A week ago I wrote up this post about Nabys 2.0 and their single molecule imaging platform. I neglected a few salient details that make this an important alternative to BioNanoGenomics’ Saphyr platform.
First is the limited throughput for human genome analysis. With only 32 features (nanopores), the Nabsys 2.0 system will need a full two days analysis time for a human sample. Second is the accuracy. They showed me convincing proof-data that between 300 bases and 1500 bases their system reliably detects structural variants (inversions, deletions, duplications etc.) whereas the BioNano platform was problematic for these shorter lesions. Third is the modest price of the reader. I was told the BioNanoGenomics system is in the hundreds of thousands of dollars, while theirs is less than $30K. Afterwards I realized that if throughput was an issue (i.e. only 2 or 3 human samples a week) you can simply purchase multiple systems without too much trouble.
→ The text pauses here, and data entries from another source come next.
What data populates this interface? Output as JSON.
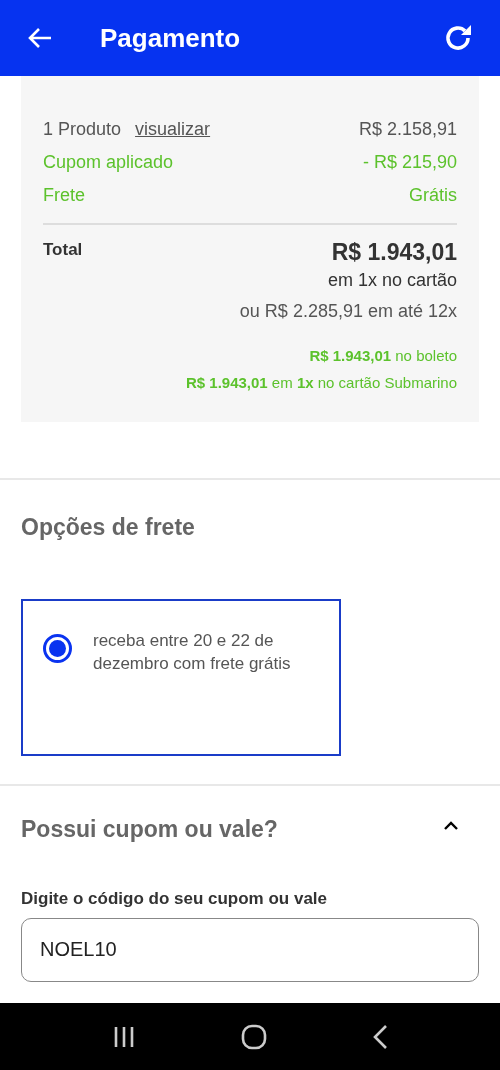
{
  "header": {
    "title": "Pagamento"
  },
  "summary": {
    "items": [
      {
        "kind": "product",
        "label": "1 Produto",
        "link": "visualizar",
        "value": "R$ 2.158,91"
      },
      {
        "kind": "discount",
        "label": "Cupom aplicado",
        "value": "- R$ 215,90"
      },
      {
        "kind": "discount",
        "label": "Frete",
        "value": "Grátis"
      }
    ],
    "total": {
      "label": "Total",
      "value": "R$ 1.943,01",
      "terms": "em 1x no cartão",
      "installments": "ou R$ 2.285,91 em até 12x"
    },
    "offers": [
      "**R$ 1.943,01** no boleto",
      "**R$ 1.943,01** em **1x** no cartão Submarino"
    ]
  },
  "shipping": {
    "title": "Opções de frete",
    "options": [
      {
        "label": "receba entre 20 e 22 de dezembro com frete grátis",
        "selected": true
      }
    ]
  },
  "coupon": {
    "title": "Possui cupom ou vale?",
    "expanded": true,
    "field_label": "Digite o código do seu cupom ou vale",
    "value": "NOEL10"
  }
}
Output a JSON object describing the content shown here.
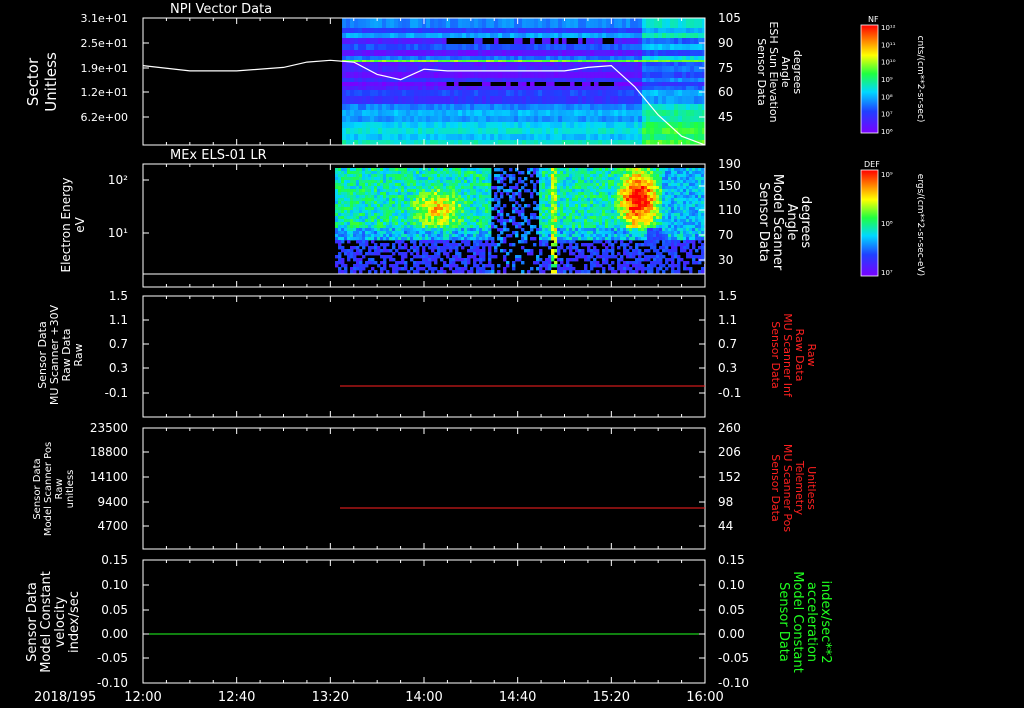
{
  "panels": [
    {
      "title": "NPI Vector Data",
      "left_label": [
        "Sector",
        "Unitless"
      ],
      "left_ticks": [
        "3.1e+01",
        "2.5e+01",
        "1.9e+01",
        "1.2e+01",
        "6.2e+00"
      ],
      "right_label": [
        "Sensor Data",
        "ESH Sun Elevation",
        "Angle",
        "degrees"
      ],
      "right_ticks": [
        "105",
        "90",
        "75",
        "60",
        "45"
      ],
      "colorbar_label": "NF",
      "colorbar_ticks": [
        "10¹²",
        "10¹¹",
        "10¹⁰",
        "10⁹",
        "10⁸",
        "10⁷",
        "10⁶"
      ],
      "colorbar_unit": "cnts/(cm**2-sr-sec)"
    },
    {
      "title": "MEx ELS-01 LR",
      "left_label": [
        "Electron Energy",
        "eV"
      ],
      "left_ticks": [
        "10²",
        "10¹"
      ],
      "right_label": [
        "Sensor Data",
        "Model Scanner",
        "Angle",
        "degrees"
      ],
      "right_ticks": [
        "190",
        "150",
        "110",
        "70",
        "30"
      ],
      "colorbar_label": "DEF",
      "colorbar_ticks": [
        "10⁹",
        "10⁸",
        "10⁷"
      ],
      "colorbar_unit": "ergs/(cm**2-sr-sec-eV)"
    },
    {
      "left_label": [
        "Sensor Data",
        "MU Scanner +30V",
        "Raw Data",
        "Raw"
      ],
      "left_ticks": [
        "1.5",
        "1.1",
        "0.7",
        "0.3",
        "-0.1"
      ],
      "right_label": [
        "Sensor Data",
        "MU Scanner Inf",
        "Raw Data",
        "Raw"
      ],
      "right_ticks": [
        "1.5",
        "1.1",
        "0.7",
        "0.3",
        "-0.1"
      ]
    },
    {
      "left_label": [
        "Sensor Data",
        "Model Scanner Pos",
        "Raw",
        "unitless"
      ],
      "left_ticks": [
        "23500",
        "18800",
        "14100",
        "9400",
        "4700"
      ],
      "right_label": [
        "Sensor Data",
        "MU Scanner Pos",
        "Telemetry",
        "Unitless"
      ],
      "right_ticks": [
        "260",
        "206",
        "152",
        "98",
        "44"
      ]
    },
    {
      "left_label": [
        "Sensor Data",
        "Model Constant",
        "velocity",
        "index/sec"
      ],
      "left_ticks": [
        "0.15",
        "0.10",
        "0.05",
        "0.00",
        "-0.05",
        "-0.10"
      ],
      "right_label": [
        "Sensor Data",
        "Model Constant",
        "acceleration",
        "index/sec**2"
      ],
      "right_ticks": [
        "0.15",
        "0.10",
        "0.05",
        "0.00",
        "-0.05",
        "-0.10"
      ]
    }
  ],
  "time_axis": {
    "date": "2018/195",
    "ticks": [
      "12:00",
      "12:40",
      "13:20",
      "14:00",
      "14:40",
      "15:20",
      "16:00"
    ]
  },
  "colors": {
    "background": "#000000",
    "foreground": "#ffffff",
    "red_axis": "#ff2020",
    "green_axis": "#20ff20"
  },
  "chart_data": [
    {
      "type": "heatmap",
      "title": "NPI Vector Data",
      "x_range": [
        "12:00",
        "16:00"
      ],
      "data_start": "13:25",
      "line_series": {
        "axis": "right",
        "x": [
          "12:00",
          "12:20",
          "12:40",
          "13:00",
          "13:10",
          "13:20",
          "13:30",
          "13:40",
          "13:50",
          "14:00",
          "14:10",
          "14:20",
          "14:40",
          "15:00",
          "15:10",
          "15:20",
          "15:30",
          "15:40",
          "15:50",
          "16:00"
        ],
        "y": [
          78,
          75,
          75,
          77,
          80,
          81,
          80,
          73,
          70,
          76,
          75,
          75,
          75,
          75,
          77,
          78,
          66,
          50,
          38,
          33
        ],
        "ylim": [
          33,
          105
        ]
      }
    },
    {
      "type": "heatmap",
      "title": "MEx ELS-01 LR",
      "x_range": [
        "12:00",
        "16:00"
      ],
      "data_start": "13:22",
      "ylabel": "Electron Energy",
      "features": [
        "enhancement ~13:55-14:05 near 20 eV",
        "intense burst ~15:20-15:40 up to 10²+ eV",
        "narrow spike ~14:55"
      ]
    },
    {
      "type": "line",
      "x": [
        "13:25",
        "16:00"
      ],
      "y": [
        -0.1,
        -0.1
      ],
      "ylim": [
        -0.3,
        1.5
      ],
      "color": "#ff2020"
    },
    {
      "type": "line",
      "x": [
        "13:25",
        "16:00"
      ],
      "y": [
        8800,
        8800
      ],
      "ylim": [
        0,
        23500
      ],
      "color": "#ff2020"
    },
    {
      "type": "line",
      "x": [
        "12:00",
        "16:00"
      ],
      "y": [
        0.0,
        0.0
      ],
      "ylim": [
        -0.1,
        0.15
      ],
      "color": "#20ff20"
    }
  ]
}
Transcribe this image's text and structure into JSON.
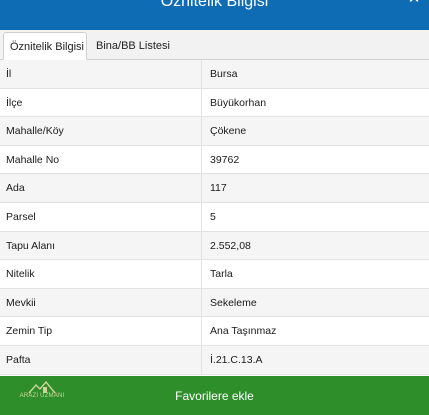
{
  "window": {
    "title": "Öznitelik Bilgisi",
    "close_glyph": "✕",
    "accent_color": "#0e6cb4"
  },
  "tabs": [
    {
      "label": "Öznitelik Bilgisi",
      "active": true
    },
    {
      "label": "Bina/BB Listesi",
      "active": false
    }
  ],
  "attributes": [
    {
      "key": "İl",
      "value": "Bursa"
    },
    {
      "key": "İlçe",
      "value": "Büyükorhan"
    },
    {
      "key": "Mahalle/Köy",
      "value": "Çökene"
    },
    {
      "key": "Mahalle No",
      "value": "39762"
    },
    {
      "key": "Ada",
      "value": "117"
    },
    {
      "key": "Parsel",
      "value": "5"
    },
    {
      "key": "Tapu Alanı",
      "value": "2.552,08"
    },
    {
      "key": "Nitelik",
      "value": "Tarla"
    },
    {
      "key": "Mevkii",
      "value": "Sekeleme"
    },
    {
      "key": "Zemin Tip",
      "value": "Ana Taşınmaz"
    },
    {
      "key": "Pafta",
      "value": "İ.21.C.13.A"
    }
  ],
  "footer": {
    "button_label": "Favorilere ekle",
    "button_color": "#2e8f2a",
    "logo_text": "ARAZİ UZMANI",
    "logo_icon": "building-logo-icon"
  }
}
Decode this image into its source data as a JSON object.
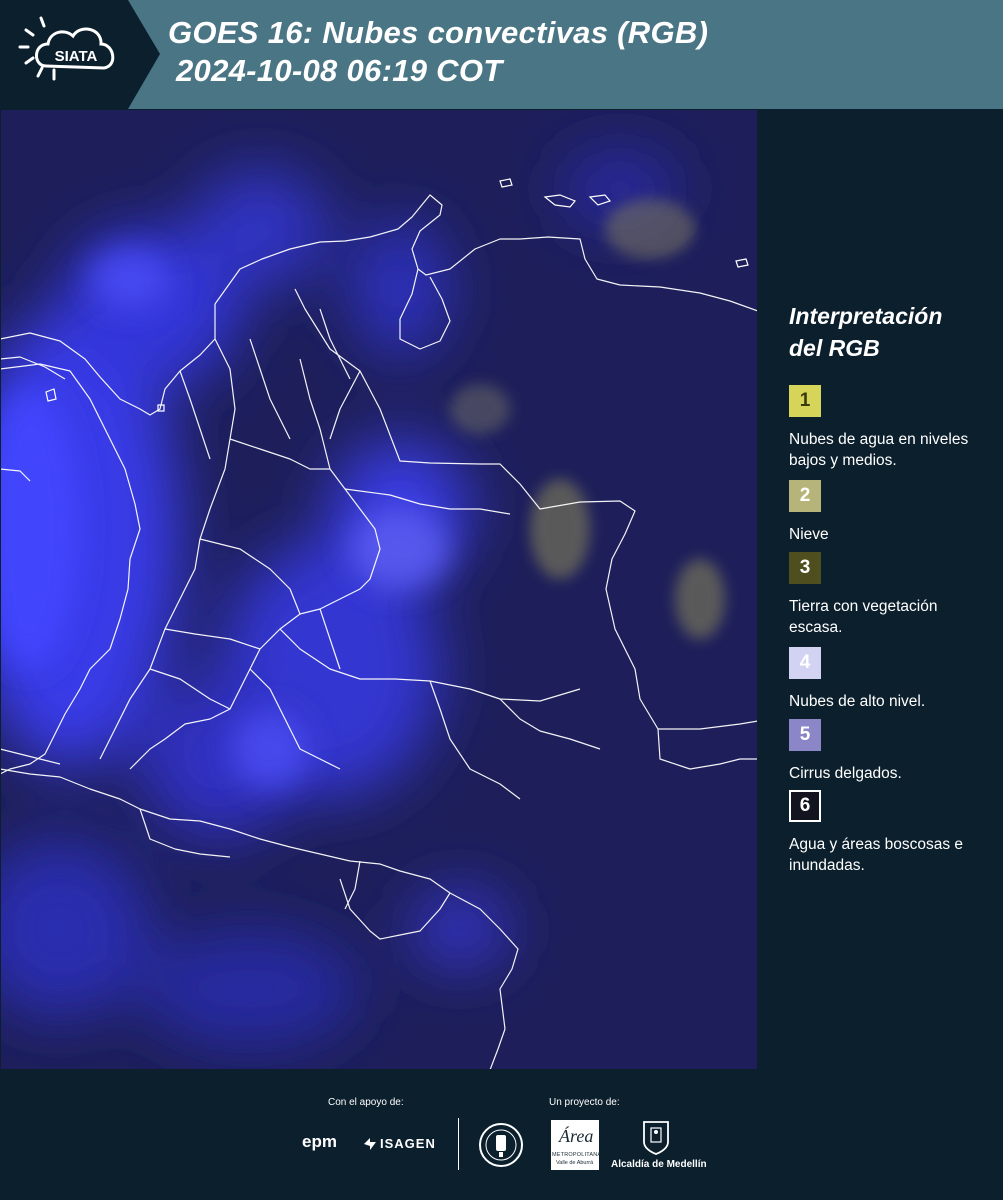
{
  "header": {
    "logo_text": "SIATA",
    "title_line1": "GOES 16: Nubes convectivas (RGB)",
    "title_line2": "2024-10-08 06:19 COT"
  },
  "legend": {
    "title_line1": "Interpretación",
    "title_line2": "del RGB",
    "items": [
      {
        "number": "1",
        "label": "Nubes de agua en niveles bajos y medios.",
        "color": "#d6d55a"
      },
      {
        "number": "2",
        "label": "Nieve",
        "color": "#b7b47a"
      },
      {
        "number": "3",
        "label": "Tierra con vegetación escasa.",
        "color": "#4e4e1f"
      },
      {
        "number": "4",
        "label": "Nubes de alto nivel.",
        "color": "#d2d2f2"
      },
      {
        "number": "5",
        "label": "Cirrus delgados.",
        "color": "#8a86c8"
      },
      {
        "number": "6",
        "label": "Agua y áreas boscosas e inundadas.",
        "color": "#12151f"
      }
    ]
  },
  "footer": {
    "support_label": "Con el apoyo de:",
    "project_label": "Un proyecto de:",
    "sponsor_epm": "epm",
    "sponsor_isagen": "ISAGEN",
    "area_text": "Área",
    "area_sub1": "METROPOLITANA",
    "area_sub2": "Valle de Aburrá",
    "alcaldia": "Alcaldía de Medellín"
  },
  "colors": {
    "header_bg": "#4a7584",
    "page_bg": "#0c1f2c",
    "map_base": "#1e1f5a",
    "cloud_blue": "#3b3df0"
  }
}
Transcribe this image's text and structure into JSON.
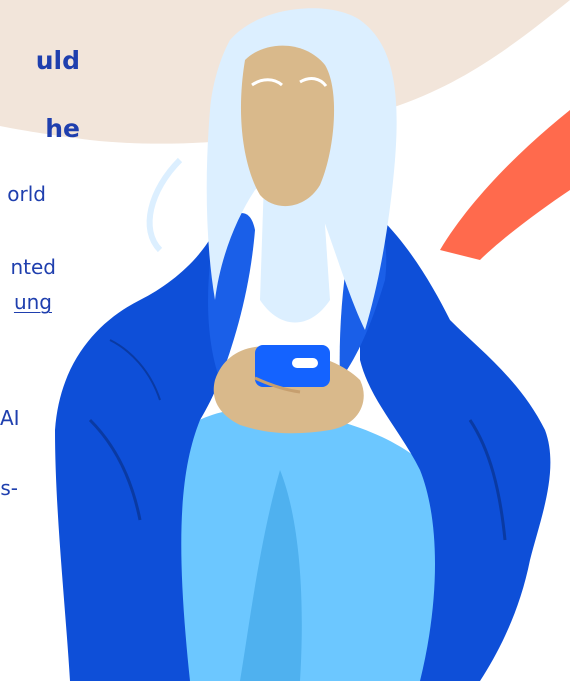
{
  "heading": {
    "line1": "uld",
    "line2": "he"
  },
  "text_fragments": [
    "orld",
    "nted",
    "ung",
    "AI",
    "s-"
  ],
  "colors": {
    "heading": "#1f3fae",
    "beige_blob": "#f2e5da",
    "orange_stroke": "#ff6a4d",
    "hair": "#dcefff",
    "skin": "#d9b98b",
    "jacket": "#0e4fd8",
    "jeans": "#6cc7ff",
    "phone": "#1463ff"
  }
}
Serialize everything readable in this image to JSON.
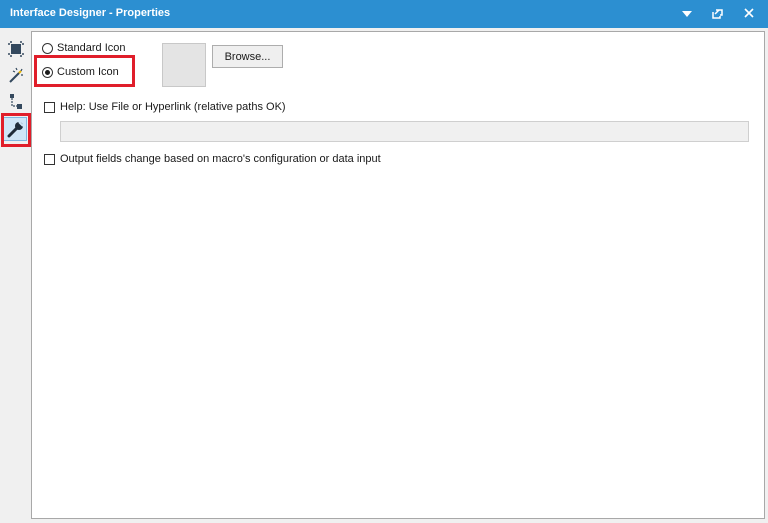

And finally their method of getting DNA past their detector is different, something more akin to electrophoresis rather than fluidic pressure. One thing that has always bothered me about the BioNano approach was the precision of the measurement – there was some 10% variation in the size of individual DNA molecules as they were optically imaged due to the viscoelasticity of the DNA molecules in solution.
A few concluding thoughts
So far at #AGBT19 (as I write this we have the final and last day today) these themes of isoform mRNA detection and structural variant discovery resonate with me, along with the popularity, utility and availability of single-molecule, long-read sequencing. While there isn’t much diagnostic application of either of these themes at present, the tools are being built and refined for further discovery, and happening right here and now.